Microsoft cuts 4,800 jobs as AI spending pressure weighs on operations

Microsoft cuts 4,800 jobs as AI spending pressure weighs on operations
Microsoft trims jobs amid AI

Amid rising investor scrutiny over returns on artificial intelligence spending, Microsoft is reducing its workforce by about 2.1%, or roughly 4,800 jobs. The move places the company alongside other major tech groups cutting staff this year while continuing to invest heavily in AI infrastructure and efficiency tools.

Highlights

  • Microsoft cuts 4,800 jobs after shares fall nearly 23% in H1 2026 and faces pressure from aggressive $190 billion AI investment plans for 2026.
  • Rising AI infrastructure and memory chip costs force Microsoft to raise Xbox console prices, intensifying pressure as demand for the product remains weak.
  • Xbox profit margin declines to 3%, prompting Microsoft to consider restructuring or potentially spinning off the gaming unit amid ongoing sector-wide AI-driven cost pressures.

Layoffs follow rising costs and weaker share performance

As reported by Reuters, Microsoft announces the job cuts on Monday after a difficult stretch in which its shares fall nearly 23% in the first six months of 2026, their worst first-half performance since 2022.

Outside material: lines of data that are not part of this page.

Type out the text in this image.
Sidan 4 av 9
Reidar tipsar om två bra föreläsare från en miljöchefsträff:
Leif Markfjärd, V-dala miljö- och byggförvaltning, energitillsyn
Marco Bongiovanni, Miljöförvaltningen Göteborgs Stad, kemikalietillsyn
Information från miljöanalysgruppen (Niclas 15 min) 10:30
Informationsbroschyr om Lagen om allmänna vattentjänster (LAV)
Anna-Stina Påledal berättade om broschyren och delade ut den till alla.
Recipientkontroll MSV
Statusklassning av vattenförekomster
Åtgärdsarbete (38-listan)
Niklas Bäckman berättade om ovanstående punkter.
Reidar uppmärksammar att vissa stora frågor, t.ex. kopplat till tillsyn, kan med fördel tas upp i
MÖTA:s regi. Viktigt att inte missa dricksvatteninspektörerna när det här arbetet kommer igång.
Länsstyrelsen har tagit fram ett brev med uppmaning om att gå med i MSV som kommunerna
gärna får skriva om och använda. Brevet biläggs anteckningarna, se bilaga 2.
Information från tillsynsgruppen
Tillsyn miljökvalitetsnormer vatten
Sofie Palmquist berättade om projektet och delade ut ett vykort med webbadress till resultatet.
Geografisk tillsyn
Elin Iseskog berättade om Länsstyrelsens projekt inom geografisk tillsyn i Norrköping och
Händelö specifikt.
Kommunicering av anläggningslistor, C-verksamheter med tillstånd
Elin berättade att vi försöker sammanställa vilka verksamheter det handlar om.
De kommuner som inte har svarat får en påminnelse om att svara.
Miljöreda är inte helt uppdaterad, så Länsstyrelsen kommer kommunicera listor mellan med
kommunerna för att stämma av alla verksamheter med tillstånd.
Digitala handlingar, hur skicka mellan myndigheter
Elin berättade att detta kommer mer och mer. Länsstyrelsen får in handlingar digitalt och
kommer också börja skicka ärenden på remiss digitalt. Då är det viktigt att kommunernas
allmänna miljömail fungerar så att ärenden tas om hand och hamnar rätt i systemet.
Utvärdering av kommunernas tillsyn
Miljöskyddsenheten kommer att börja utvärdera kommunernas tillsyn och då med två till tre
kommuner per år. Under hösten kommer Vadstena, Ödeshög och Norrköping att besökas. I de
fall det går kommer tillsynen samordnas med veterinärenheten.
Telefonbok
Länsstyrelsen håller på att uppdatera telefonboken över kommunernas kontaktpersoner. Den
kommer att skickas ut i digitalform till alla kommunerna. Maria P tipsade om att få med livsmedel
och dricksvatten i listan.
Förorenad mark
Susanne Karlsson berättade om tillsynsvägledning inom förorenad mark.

The company is spending aggressively to expand its AI capacity, even as those investments put pressure on cash flow. Earlier this year, Microsoft offers voluntary buyouts to about 7% of its U.S. workforce, or around 9,000 employees, and it often trims jobs near the end of its fiscal year in June as it sets new spending plans.

Demand for AI services continues to support growth at Microsoft's Azure cloud business, which is the exclusive seller of OpenAI's models until April. But the cost of building data centers to run those services is rising, and in April Microsoft forecasts quarterly Azure sales above Wall Street estimates while also projecting $190 billion in spending for 2026, far above expectations.

Tech sector pressure extends to software and gaming

Across Big Tech, AI spending is set to top $700 billion this year, increasing pressure on companies to show financial returns and offset higher deployment costs. Amazon and Meta Platforms also lay off thousands of employees this year as the sector adjusts to the expense of rolling out AI across operations.

At Microsoft, AI tools that increasingly automate routine business tasks are also emerging as a risk to its software franchise. The company is additionally dealing with higher memory chip prices tied to data center demand, forcing it to raise Xbox console prices while demand for the console is already soft.

Pressure is especially visible in gaming. Xbox division head Asha Sharma says in a memo published on Microsoft's website last month that the business needs a reset, with profit margin declining to 3%, and adds that restructuring could include potential mergers and acquisitions.

Microsoft is considering options for the Xbox gaming unit, including a potential spinoff or a restructuring as a wholly owned subsidiary.

In our earlier article on Wall Street analysts’ rating and target changes, we outlined how brokerages adjusted views across major sectors, including key tech names. We noted that Microsoft was reiterated as outperform while estimates for future capital spending were revised higher, reflecting the market’s growing focus on the costs of scaling AI infrastructure and the need to justify returns.